Eh. It's still pretty dangerous no matter where you go. I'm not sure just spawning in more 'aggressive' NPCs is the solution to the problem because I just see weaker players getting trounced with no real way to do anything about it and stronger characters just getting free loot, essentially. Not to say that ANY random npc wouldn't be interesting, I'm just saying automating it would require some caveats and make sure it doesn't become a reoccuring problem, and also make it worth coding.
When it comes to city life, it's up to the players to push conflict in clever ways beyond 'Gives me that'. I would be down for the odd random echo of something bad happening out of control the way NPC pickpocketing is automated and let conflict naturally arise as a result of the world being alive.
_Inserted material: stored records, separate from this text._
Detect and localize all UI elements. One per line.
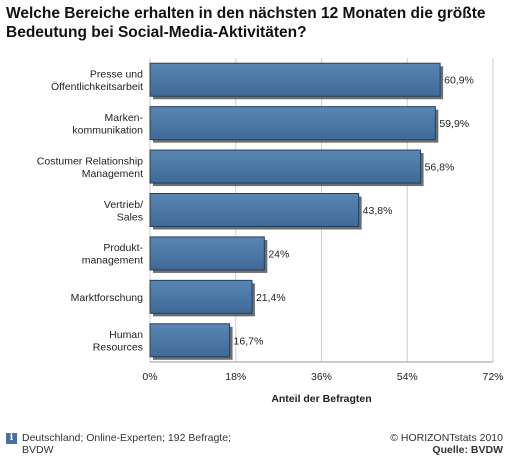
x-tick-label: 54% [397, 371, 418, 383]
category-label: Presse und [90, 68, 143, 80]
bar [149, 62, 441, 97]
labels: 0% 18% 36% 54% 72% 60,9% Presse undÖffentlichk… [37, 68, 504, 405]
category-label: Marken- [104, 112, 143, 124]
category-label: Resources [93, 342, 143, 354]
category-label: Management [82, 168, 143, 180]
footer-credits: © HORIZONTstats 2010 Quelle: BVDW [390, 432, 503, 456]
data-label: 24% [268, 248, 289, 260]
category-label: Marktforschung [71, 292, 144, 304]
category-label: Produkt- [103, 242, 143, 254]
bar [149, 236, 265, 271]
bar [149, 106, 436, 141]
data-label: 16,7% [234, 335, 264, 347]
bar [149, 323, 231, 358]
bar [149, 279, 253, 314]
data-label: 60,9% [444, 75, 474, 87]
copyright-text: © HORIZONTstats 2010 [390, 432, 503, 444]
bar [149, 193, 360, 227]
info-icon[interactable]: i [6, 433, 17, 444]
category-label: management [82, 255, 143, 267]
data-label: 43,8% [363, 205, 393, 217]
x-axis-title: Anteil der Befragten [271, 393, 371, 405]
x-tick-label: 72% [482, 371, 503, 383]
category-label: Vertrieb/ [104, 199, 143, 211]
data-label: 59,9% [439, 118, 469, 130]
bar [149, 149, 422, 184]
category-label: Costumer Relationship [37, 155, 143, 167]
category-label: Öffentlichkeitsarbeit [51, 81, 143, 93]
category-label: Human [109, 329, 143, 341]
bars [149, 62, 444, 360]
chart-title: Welche Bereiche erhalten in den nächsten… [6, 5, 486, 41]
x-tick-label: 36% [311, 371, 332, 383]
x-tick-label: 18% [225, 371, 246, 383]
category-label: Sales [117, 211, 143, 223]
footer-note: Deutschland; Online-Experten; 192 Befrag… [22, 432, 231, 456]
category-label: kommunikation [72, 124, 143, 136]
data-label: 21,4% [256, 292, 286, 304]
source-text: Quelle: BVDW [432, 444, 503, 456]
data-label: 56,8% [425, 162, 455, 174]
x-tick-label: 0% [142, 371, 157, 383]
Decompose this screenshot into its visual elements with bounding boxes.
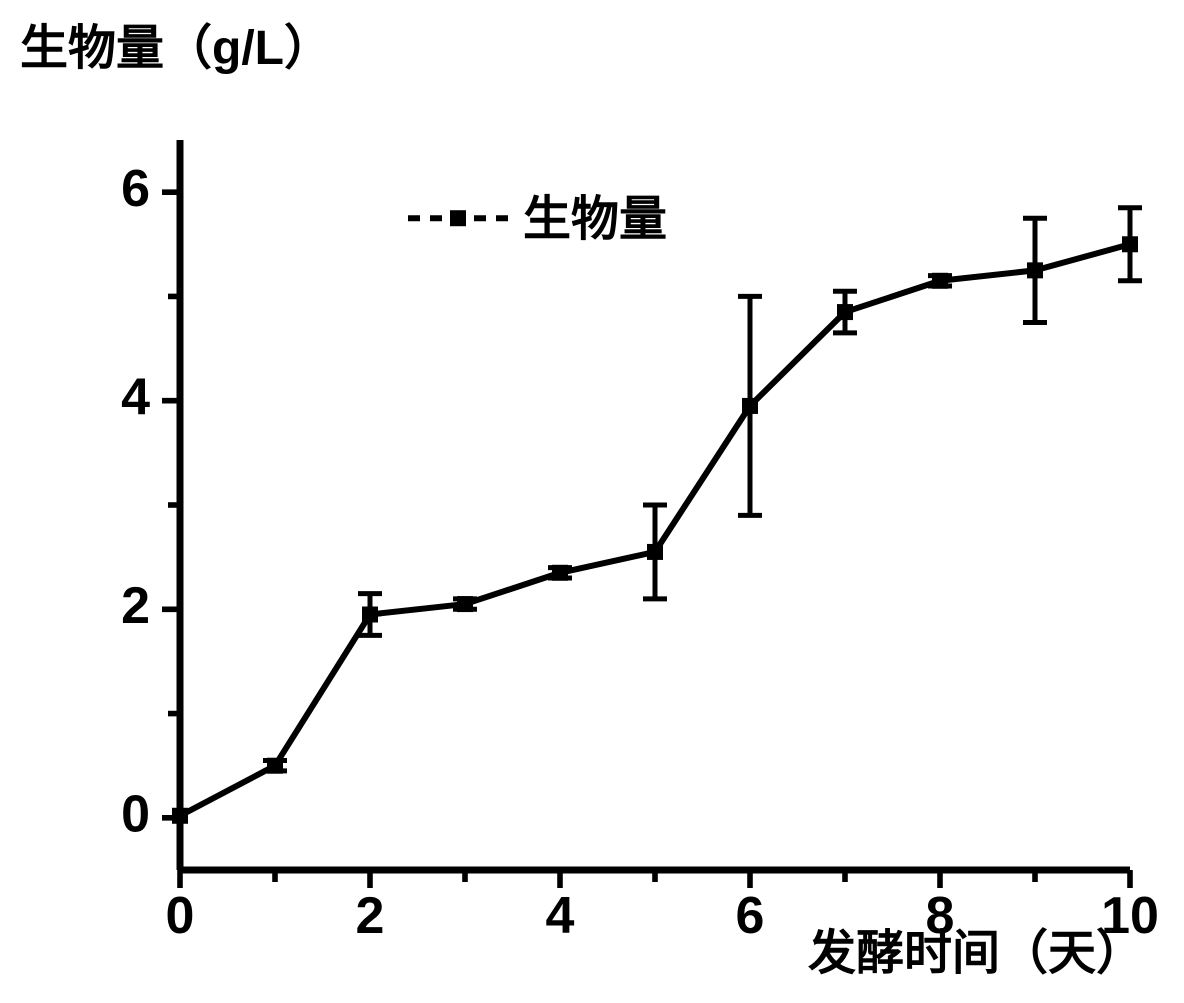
chart-canvas: 生物量（g/L） 发酵时间（天） 02468100246生物量 (0, 0, 1184, 1003)
x-tick-label: 0 (166, 887, 195, 945)
y-tick-label: 6 (121, 160, 150, 218)
marker-square (552, 565, 568, 581)
marker-square (837, 304, 853, 320)
x-tick-label: 2 (356, 887, 385, 945)
legend: 生物量 (408, 193, 667, 246)
x-tick-label: 4 (546, 887, 575, 945)
marker-square (1122, 236, 1138, 252)
marker-square (267, 758, 283, 774)
x-tick-label: 8 (926, 887, 955, 945)
marker-square (172, 808, 188, 824)
x-tick-label: 6 (736, 887, 765, 945)
marker-square (362, 607, 378, 623)
y-tick-label: 4 (121, 368, 150, 426)
marker-square (932, 273, 948, 289)
legend-label-text: 生物量 (523, 193, 667, 246)
marker-square (457, 596, 473, 612)
y-tick-label: 2 (121, 577, 150, 635)
x-tick-label: 10 (1101, 887, 1159, 945)
marker-square (647, 544, 663, 560)
chart-svg: 0 2 4 6 8 10 0 2 4 6 生物量 (0, 0, 1184, 1003)
legend-marker (450, 210, 466, 226)
y-tick-label: 0 (121, 786, 150, 844)
marker-square (742, 398, 758, 414)
marker-square (1027, 262, 1043, 278)
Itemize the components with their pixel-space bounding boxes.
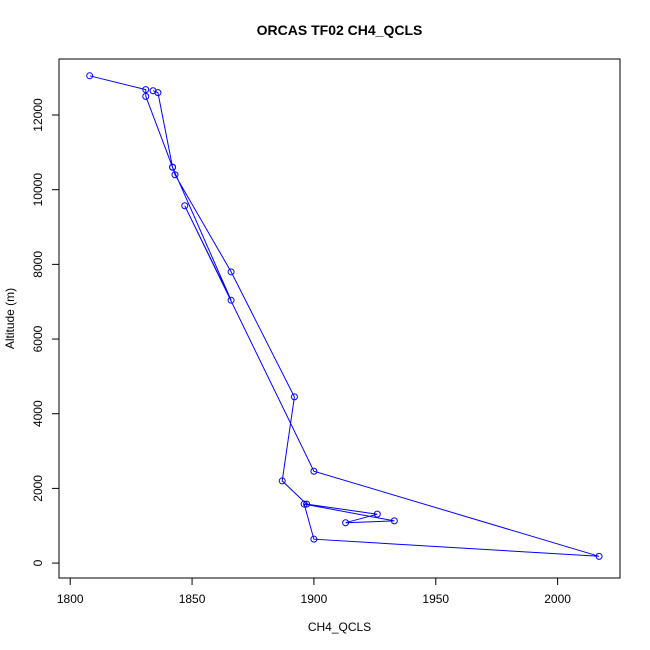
data-point [142, 92, 150, 100]
chart-title: ORCAS TF02 CH4_QCLS [257, 22, 423, 38]
data-point [595, 552, 603, 560]
data-point [169, 163, 177, 171]
data-point [310, 535, 318, 543]
data-point [181, 202, 189, 210]
series-layer [86, 72, 603, 560]
data-point [149, 87, 157, 95]
data-point [142, 86, 150, 94]
y-tick-label: 6000 [31, 325, 45, 352]
y-tick-label: 2000 [31, 475, 45, 502]
y-tick-label: 12000 [31, 98, 45, 132]
data-point [86, 72, 94, 80]
data-point [342, 519, 350, 527]
series-line [89, 75, 600, 557]
x-tick-label: 2000 [544, 592, 571, 606]
y-tick-label: 8000 [31, 251, 45, 278]
x-axis-label: CH4_QCLS [308, 620, 371, 634]
data-point [300, 500, 308, 508]
data-point [390, 517, 398, 525]
data-point [373, 510, 381, 518]
x-tick-label: 1800 [57, 592, 84, 606]
y-tick-label: 4000 [31, 400, 45, 427]
y-tick-label: 10000 [31, 173, 45, 207]
data-point [227, 268, 235, 276]
x-tick-label: 1900 [301, 592, 328, 606]
data-point [154, 89, 162, 97]
data-point [303, 500, 311, 508]
x-tick-label: 1950 [422, 592, 449, 606]
y-axis-label: Altitude (m) [3, 288, 17, 349]
y-tick-label: 0 [31, 559, 45, 566]
y-axis: 0 2000 4000 6000 8000 10000 12000 [31, 98, 60, 566]
data-point [290, 393, 298, 401]
data-point [171, 171, 179, 179]
data-point [227, 296, 235, 304]
x-axis: 1800 1850 1900 1950 2000 [57, 577, 571, 606]
data-point [310, 467, 318, 475]
x-tick-label: 1850 [179, 592, 206, 606]
plot-frame [58, 58, 621, 579]
data-point [278, 477, 286, 485]
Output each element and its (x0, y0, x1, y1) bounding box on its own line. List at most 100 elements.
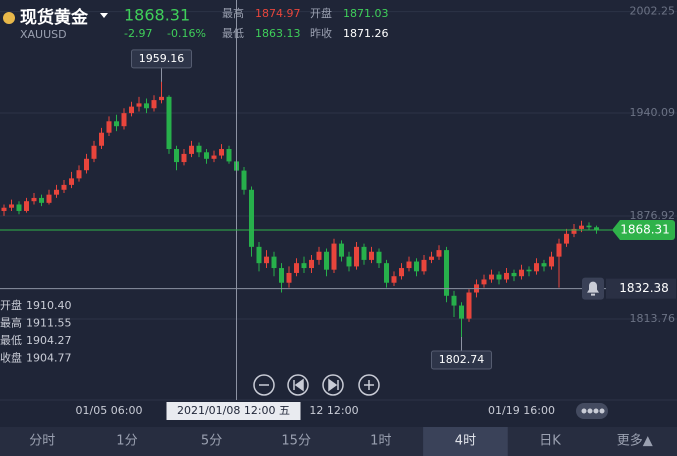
candle-body (429, 256, 434, 260)
candle-body (564, 233, 569, 244)
candle-body (331, 243, 337, 270)
tab[interactable]: 1分 (116, 434, 137, 449)
candle-body (496, 274, 502, 280)
candle-body (406, 261, 412, 269)
current-price-box (612, 220, 675, 241)
candle-body (414, 261, 419, 272)
change: -2.97 (124, 27, 152, 40)
candle-body (39, 197, 44, 203)
candle-body (271, 256, 277, 269)
candle-body (249, 189, 254, 247)
candle-body (451, 295, 457, 306)
candle-body (219, 149, 224, 156)
candle-body (534, 263, 539, 272)
y-tick-label: 1813.76 (630, 312, 676, 325)
scroll-end[interactable] (322, 374, 344, 396)
candle-body (226, 149, 232, 162)
y-tick-label: 1876.92 (630, 209, 676, 222)
info-value: 1910.40 (26, 299, 72, 312)
tab[interactable]: 1时 (370, 434, 391, 449)
candle-body (346, 256, 352, 267)
candle-body (241, 170, 247, 190)
zoom-in[interactable] (358, 374, 380, 396)
tab[interactable]: 分时 (29, 434, 55, 449)
candle-body (24, 201, 29, 211)
candle-body (354, 246, 359, 267)
candle-body (159, 96, 164, 101)
candle-body (181, 153, 187, 163)
tab-bar (0, 427, 677, 456)
crosshair-price: 1832.38 (619, 281, 669, 295)
tab-selected (423, 427, 508, 456)
tab[interactable]: 日K (539, 434, 561, 449)
candle-body (399, 268, 404, 277)
instrument-name: 现货黄金 (20, 7, 89, 28)
handle-dots (581, 408, 605, 414)
candle-body (489, 274, 494, 280)
crosshair-price-box (606, 278, 676, 299)
y-tick-label: 2002.25 (630, 5, 676, 18)
candle-body (76, 170, 82, 179)
info-value: 1904.27 (26, 334, 72, 347)
candle-body (376, 251, 382, 264)
candle-body (174, 149, 179, 163)
stat-value: 1871.03 (343, 7, 389, 20)
candle-body (114, 121, 119, 127)
candle-body (301, 263, 307, 269)
gold-icon (3, 12, 15, 24)
candle-body (571, 228, 577, 234)
info-label: 开盘 (0, 298, 22, 312)
candle-body (466, 292, 472, 319)
candle-body (294, 263, 299, 273)
candle-body (511, 272, 517, 277)
candle-body (549, 256, 554, 267)
scroll-start[interactable] (287, 374, 309, 396)
stat-label: 昨收 (310, 26, 332, 40)
candle-body (1, 207, 7, 211)
candle-body (204, 152, 209, 159)
candle-body (316, 251, 322, 260)
candle-body (481, 279, 487, 285)
tab[interactable]: 15分 (281, 434, 311, 449)
info-value: 1911.55 (26, 317, 72, 330)
candle-body (391, 276, 397, 283)
info-label: 收盘 (0, 351, 22, 365)
candle-body (91, 145, 97, 159)
info-label: 最低 (0, 334, 22, 347)
candle-body (436, 250, 442, 257)
max-box (131, 49, 192, 69)
min-box (431, 350, 492, 370)
candle-body (189, 145, 194, 154)
candle-body (519, 269, 524, 277)
candle-body (54, 189, 59, 195)
stat-value: 1871.26 (343, 27, 389, 40)
candle-body (166, 96, 172, 150)
candle-body (384, 263, 389, 283)
x-tick-label: 01/05 06:00 (76, 404, 143, 417)
candle-body (541, 263, 547, 267)
candle-body (556, 243, 562, 257)
candle-body (196, 145, 202, 153)
x-tick-label: 12 12:00 (309, 404, 358, 417)
candle-body (69, 178, 74, 185)
zoom-controls (253, 374, 380, 396)
bell-icon (587, 281, 599, 296)
info-value: 1904.77 (26, 352, 72, 365)
stat-label: 最低 (222, 27, 244, 40)
candle-body (279, 268, 284, 283)
stat-label: 最高 (222, 6, 244, 20)
tab[interactable]: 5分 (201, 434, 222, 449)
dropdown-icon[interactable] (100, 13, 108, 18)
candle-body (136, 103, 142, 107)
y-tick-label: 1940.09 (630, 106, 676, 119)
candle-body (61, 184, 67, 190)
candle-body (579, 225, 584, 229)
stat-label: 开盘 (310, 6, 332, 20)
zoom-out[interactable] (253, 374, 275, 396)
tab[interactable]: 更多▲ (617, 433, 653, 449)
candle-body (256, 246, 262, 264)
x-tick-label: 01/19 16:00 (488, 404, 555, 417)
tab[interactable]: 4时 (455, 434, 476, 449)
candle-body (369, 251, 374, 260)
Maybe a road is blocked off due to a bad accident or construction work and now the routes through the Mix are limited, meaning you can force people into traps.
Now that WCS has actual access to firefighting equipment, random fires in public areas could be an uncommon thing as something WCS can possibly handle, and could cause significant conflict or hurt a lot of people.
Very rarely, spawn a cyberpsycho having a PDS attack somewhere in the mix and make it broadcast that he's going psychotic and killing people. Load them up with random bits of chrome to give roleplay to ripperdocs and fixers.
Have a dog somehow sneak out of the park once in a while. Maybe it's hostile. Maybe it's not.
Flesh out the bounty system so that NPCs who have bounties on them should be suitably paranoid.
These are not just things that should be effecting players, these should also be impacting NPCs, too.
When it comes to the Badlands, the Badlands is underdeveloped, and while in an ideal world the Badlands NPCs should be hostile to anyone on foot, it's also unrealistic that you'd end up wandering into one with how insanely huge and large the Badlands is. Unless you are specifically wandering into it's territory, or den, it would probably give you warning echoes to 'fuck off or die' before instantly launching into 'alright time to fucking die idiot' scripts.
They obviously wouldn't attack cars, either because cars aren't edible, or you wouldn't be able to really attack a passing car as a wild animal.
The Badlands also isn't the focus point of the game and while it does exist to fill some niches and to promote some concepts and has some neat secrets and quirks, it's probably the lowest thing on the development totem pole when there's tons of other things to work on.